During the first six months of Dragalin's tenure, Moldova's standing in the 2022 Corruption Perceptions Index by Transparency International increased by three points. She introduced plea agreements to the Moldovan legal system, and in 2024, led an investigation with Interpol into five individuals suspected of paying intermediaries to notify criminals of their Red Notice status, and paying bribes to block and delete notices to enable criminals to claim refuge and asylum in Moldova.

Dragalin's relationship with Sandu, Litvinenco and the ruling Party of Action and Solidarity (PAS) became more strained as her tenure progressed, with senior members of the party criticising Dragalin over a perceived lack of results addressing the issue of corruption. Following the 2024 presidential election and constitutional referendum, Sandu said that the Anti-Corruption Prosecutor's Office had failed to prevent "electoral and political corruption", including vote buying by oligarch Ilan Shor. In response, Dragalin accused the government of pressuring prosecutors into not investigating top officials for corruption.
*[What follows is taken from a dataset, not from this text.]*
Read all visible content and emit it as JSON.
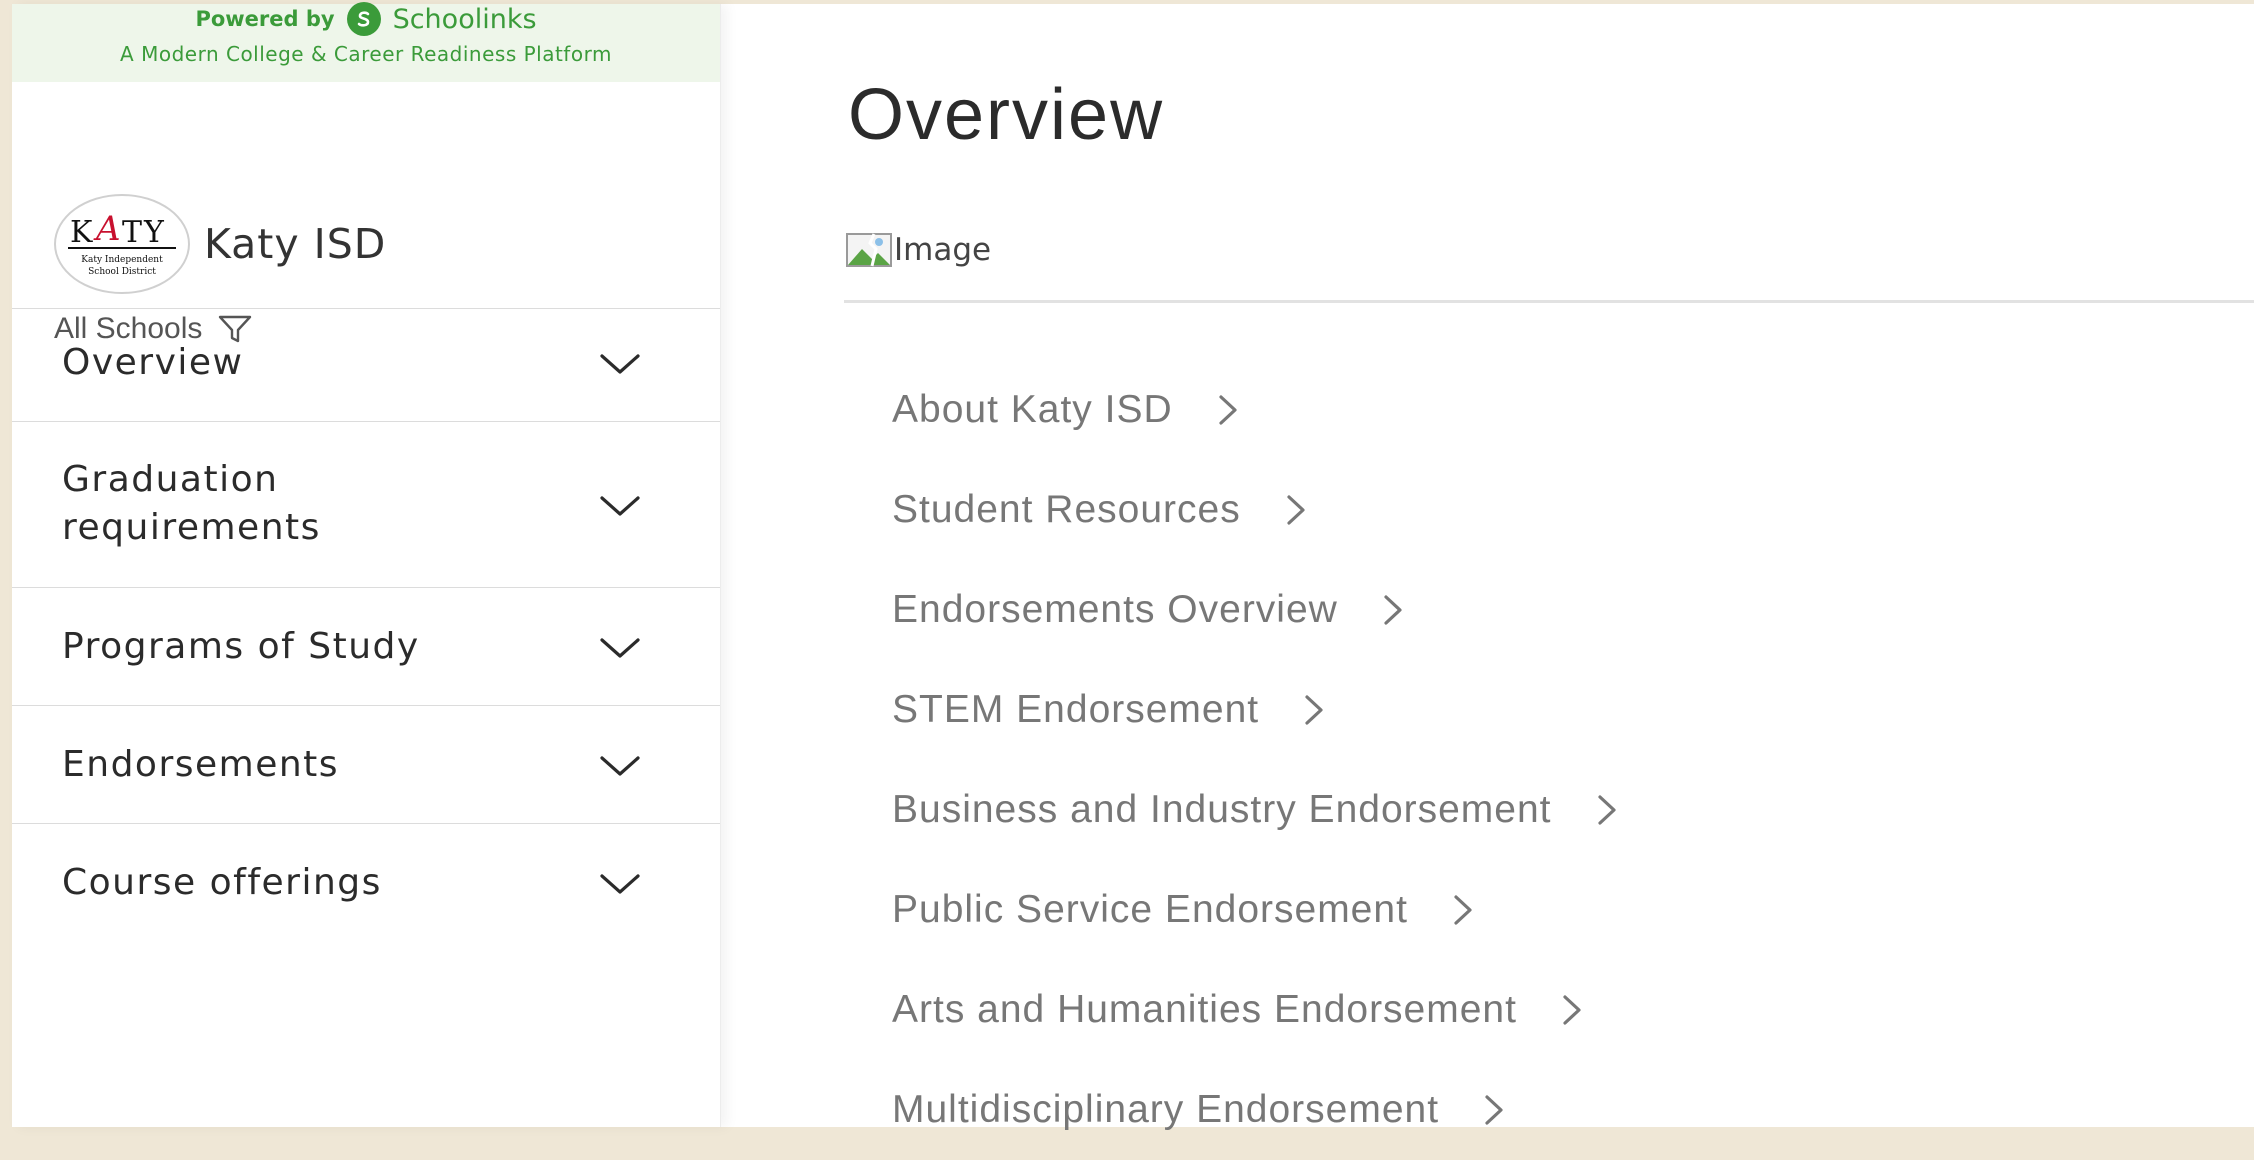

In February 2025, 29 members of the Moldovan government introduced a bill to parliament that proposed merging the Anti-Corruption Prosecutor's Office and the Prosecutor's Office for Combating Organised Crime and Special Cases (PCCOCS) into a new structure, to be called the Prosecutor's Office for Anti-Corruption and Combating Organized Crime (PACCO), following concerns of vote buying in the previous year's elections. Dragalin was highly critical of the proposals, warning that it would lead to an increase in corruption and weaken prosecutors' abilities to investigate politicians; she described it as an "obvious" attempt to force her to resign her position.' On 19 February, Dragalin announced her resignation; in a statement, she described the draft law as an "attack on the justice system" that compromised the independence of the judiciary and weakened prosecutors' ability to hold people in power to account. She added that "the fight for integrity, accountability and transparency must continue". Dragalin's mandate ended on 4 March 2025.

=== Subsequent events (2025–present) ===
In July 2025, the Superior Council of Prosecutors accepted the recommendations of the Vetting Commission that Dragalin be barred from holding public office, including as a prosecutor, for a period of five years, after she failed external assessments of her ethical and financial integrity after resigning during the evaluation process. Dragalin had requested that the Superior Council reject the commission's report, stating she had provided the required documents in time, but had taken more than 20 days to provide additional information requested, which she called a "simple administrative delay" due to "personal reasons". Dragalin stated her intention to challenge the decision before the European Court of Human Rights (ECtHR).

In September 2025, it was announced that Dragalin had returned to the United States to work for Jones Day's Investigations and White Collar Defence Practice in Washington, D.C..

In February 2026, the Superior Council of Prosecutors ruled that Dragalin had committed a "disciplinary offence" by distributing "defamatory information" about Tatiana Răducanu, a member of the Pre-vetting and Vetting Commission; no sanctions were made against Dragalin due to her no longer working in Moldova. Răducanu had accused Dragalin of orchestrating a smear campaign against her after Dragalin wrote to magistrates expressing concern that Răducanu was associated with known criminals including Veaceslav Platon and Ilan Shor, citing information seized from Shor's lawyer, Aureliu Corenco. Răducanu subsequently resigned from the commission.

== Recognition ==
While working in the United States, Dragalin received the ATF Case Recognition Award in 2019 and FBI Director's Award in 2020.

In 2023, Dragalin received the Robert S. Tucker Prize for Prosecutorial Excellence from the Elisabeth Haub School of Law at Pace University, in recognition of her "outstanding contributions to the field of criminal prosecution and excellence in prosecutorial practice".